Tuesday, December 14, 2010

The Zalgo Continuum

Presumably, you have all heard of ZALGO, the 4chan meme (or out-of-control viral marketing test project) who lurks behind the walls has been making the rounds for quite some time. The popularity of internet memes is difficult to attribute, but I will make the argument that this one has survived because it neatly integrates two other long-lived ideas: the cosmic horror and the cosmic schmuck.

Cosmic horror (and its poster-thing, H.P. Lovecraft's posthumous flagship Cthulu) has seen an upshot in popularity lately, perhaps piggybacking on uncertain times or future shock or the generally negative social and political vibes floating around. Whatever the reason, analysts (including Lovecraft himself) generally agree on one thing: cosmic horror derives its power not from the uncanny or from the unknown but from the unknowable. Cosmic horror is a recollectivisation of existential angst: not only are you insignificant (everyone is) and your actions meaningless (everything is), but there are things just beyond your reach that are so utterly alien and incomprehensible that they can destroy your mind just by daring to think about them. Not only that, but even on their much higher scale of existence they too are insignificant and their actions meaningless. Furthermore, cosmic horror is epistemic horror: each of the scholar-protagonists, after great efforts, briefly part the veil of Maya and have a short peek out of Plato's cave, and they quickly realize that everything they ever knew (and everything they ever could know) is wrong. Cosmic horror is, to the individual, what quantum mechanics and relativity were to the entirety of theoretical physics: a fundamental paradigm shift so extreme that it invalidated all bodies of speculation into its domain that had previously existed.

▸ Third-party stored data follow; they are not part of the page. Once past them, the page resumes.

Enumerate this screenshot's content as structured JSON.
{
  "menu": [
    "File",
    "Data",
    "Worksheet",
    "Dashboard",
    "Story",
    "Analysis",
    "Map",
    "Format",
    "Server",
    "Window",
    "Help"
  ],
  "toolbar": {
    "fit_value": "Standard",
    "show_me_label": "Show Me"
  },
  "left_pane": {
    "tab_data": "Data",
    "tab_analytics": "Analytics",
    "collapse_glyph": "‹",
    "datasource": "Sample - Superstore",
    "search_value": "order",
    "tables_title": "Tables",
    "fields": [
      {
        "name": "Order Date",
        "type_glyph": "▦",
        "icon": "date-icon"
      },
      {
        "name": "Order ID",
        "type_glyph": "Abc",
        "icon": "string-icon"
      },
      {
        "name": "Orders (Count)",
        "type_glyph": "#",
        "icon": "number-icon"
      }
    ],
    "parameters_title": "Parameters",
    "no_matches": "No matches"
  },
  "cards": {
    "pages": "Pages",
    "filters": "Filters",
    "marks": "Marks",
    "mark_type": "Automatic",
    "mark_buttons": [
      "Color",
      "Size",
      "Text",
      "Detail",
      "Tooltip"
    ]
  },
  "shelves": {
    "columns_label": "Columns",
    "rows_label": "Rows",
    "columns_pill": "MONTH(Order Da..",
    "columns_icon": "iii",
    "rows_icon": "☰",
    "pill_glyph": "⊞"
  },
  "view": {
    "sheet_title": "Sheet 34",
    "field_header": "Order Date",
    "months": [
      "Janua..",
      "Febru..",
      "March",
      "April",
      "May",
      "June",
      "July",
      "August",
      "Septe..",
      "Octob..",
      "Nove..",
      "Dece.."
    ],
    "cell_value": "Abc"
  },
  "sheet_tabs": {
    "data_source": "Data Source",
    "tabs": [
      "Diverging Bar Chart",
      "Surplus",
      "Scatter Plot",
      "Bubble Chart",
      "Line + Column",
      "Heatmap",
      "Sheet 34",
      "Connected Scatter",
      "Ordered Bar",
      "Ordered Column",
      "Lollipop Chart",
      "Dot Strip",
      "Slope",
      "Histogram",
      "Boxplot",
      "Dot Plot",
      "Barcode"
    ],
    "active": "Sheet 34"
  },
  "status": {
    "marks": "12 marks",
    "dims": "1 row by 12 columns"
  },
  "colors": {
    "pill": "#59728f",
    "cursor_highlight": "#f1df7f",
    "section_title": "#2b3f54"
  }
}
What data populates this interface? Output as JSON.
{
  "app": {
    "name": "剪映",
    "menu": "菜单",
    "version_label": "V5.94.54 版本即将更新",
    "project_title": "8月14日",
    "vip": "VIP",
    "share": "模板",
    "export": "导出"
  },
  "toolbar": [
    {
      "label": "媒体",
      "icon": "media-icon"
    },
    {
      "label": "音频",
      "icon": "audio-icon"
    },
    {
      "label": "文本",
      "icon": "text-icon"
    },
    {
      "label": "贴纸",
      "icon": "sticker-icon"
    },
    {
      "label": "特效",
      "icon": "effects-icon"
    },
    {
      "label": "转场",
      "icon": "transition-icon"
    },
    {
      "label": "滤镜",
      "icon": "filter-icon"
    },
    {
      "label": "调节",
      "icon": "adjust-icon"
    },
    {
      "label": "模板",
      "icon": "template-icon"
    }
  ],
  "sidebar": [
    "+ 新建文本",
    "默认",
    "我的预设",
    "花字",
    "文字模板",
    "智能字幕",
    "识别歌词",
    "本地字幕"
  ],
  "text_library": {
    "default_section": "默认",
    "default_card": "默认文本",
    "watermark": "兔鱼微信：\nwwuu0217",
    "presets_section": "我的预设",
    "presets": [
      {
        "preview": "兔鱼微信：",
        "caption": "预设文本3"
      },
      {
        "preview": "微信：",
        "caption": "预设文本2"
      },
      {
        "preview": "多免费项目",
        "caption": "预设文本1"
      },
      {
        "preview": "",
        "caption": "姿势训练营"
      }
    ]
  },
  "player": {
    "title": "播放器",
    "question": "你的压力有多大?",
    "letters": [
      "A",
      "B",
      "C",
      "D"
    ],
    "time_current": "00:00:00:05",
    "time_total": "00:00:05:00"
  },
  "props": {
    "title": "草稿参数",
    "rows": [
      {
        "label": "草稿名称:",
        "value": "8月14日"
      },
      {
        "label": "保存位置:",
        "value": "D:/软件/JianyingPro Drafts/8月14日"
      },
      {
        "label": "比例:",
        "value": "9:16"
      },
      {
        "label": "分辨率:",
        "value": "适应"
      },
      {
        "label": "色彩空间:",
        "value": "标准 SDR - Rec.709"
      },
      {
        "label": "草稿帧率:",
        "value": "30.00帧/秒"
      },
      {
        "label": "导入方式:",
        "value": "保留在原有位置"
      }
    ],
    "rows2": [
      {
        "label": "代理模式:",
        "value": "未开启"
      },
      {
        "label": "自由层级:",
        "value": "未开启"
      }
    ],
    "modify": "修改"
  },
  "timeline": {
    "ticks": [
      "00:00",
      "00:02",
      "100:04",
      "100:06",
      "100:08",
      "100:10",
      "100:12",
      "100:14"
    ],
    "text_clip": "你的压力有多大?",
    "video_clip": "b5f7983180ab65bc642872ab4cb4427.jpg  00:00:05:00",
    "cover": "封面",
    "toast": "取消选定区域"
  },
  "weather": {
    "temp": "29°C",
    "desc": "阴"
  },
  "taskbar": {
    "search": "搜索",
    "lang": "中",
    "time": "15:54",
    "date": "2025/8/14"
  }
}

On the flipside, you have the cosmic schmuck. This idea, put forth first (as far as I can tell) by Robert Anton Wilson, is a bit more lighthearted. The cosmic schmuck has a completely wrong model of the universe, unknowingly. He doesn't know that his model is wrong because he hasn't tested the parts of it that are wrong. His quality of life may or may not be affected by the way in which his model of the universe is skewed, but he can't determine that because he doesn't know that it's skewed. The cosmic schmuck can become less of a cosmic schmuck by assuming that he is more of a cosmic schmuck than he thinks he is, because the mark of a cosmic schmuck is his unfounded confidence in his own model of reality. While Wilson attends to the aspect of introspective and epistemic terror involved in becoming less of a cosmic schmuck in Cosmic Trigger I, one still gets the general idea that becoming less of a cosmic schmuck is a good idea -- and presumably it was for Wilson, since he survived it with much of his sanity intact and made a pretty penny selling a book based on his experiences in seeking the Real Shit (which he insists is both plural and mutable).

Zalgo, given its origins (or at least the petri dish from which it eventually sprang, after a long incubation period), is firmly grounded in humour. It is more specifically grounded in what Wilson called the 'put-on', and what the internet calls 'trolling'. The creepypasta, taking copious obvious inspiration from cosmic horror and the Lovecraft style, purports to be true, or at least honest. Those who take it seriously (I am not sure there are many cases of this level of fail, Doctor) are prime subjects for ridicule, or at least identifiable as good targets for more put-ons. Those who pick up on it can play along or repeat the gag in another context. But, arguably, this meme has a ha-ha-only-serious nature embedded in the subtext. Cosmic horror is here in a far more pure form than that of your standard Lovecraft tie-in, and arguably in even more pure a form than the original works, which were still put forth in bindings marked 'fiction'. The Strange Times are upon us, and it is increasingly difficult to determine whether or not any given thing popping up on the internet is plausible, let alone legitimate. Zalgo reminds us that just beyond our mundane sphere of attention lurks things so alien that we cannot imagine them, and that even our most cherished icons of purity are not safe from the unknown and unknowable.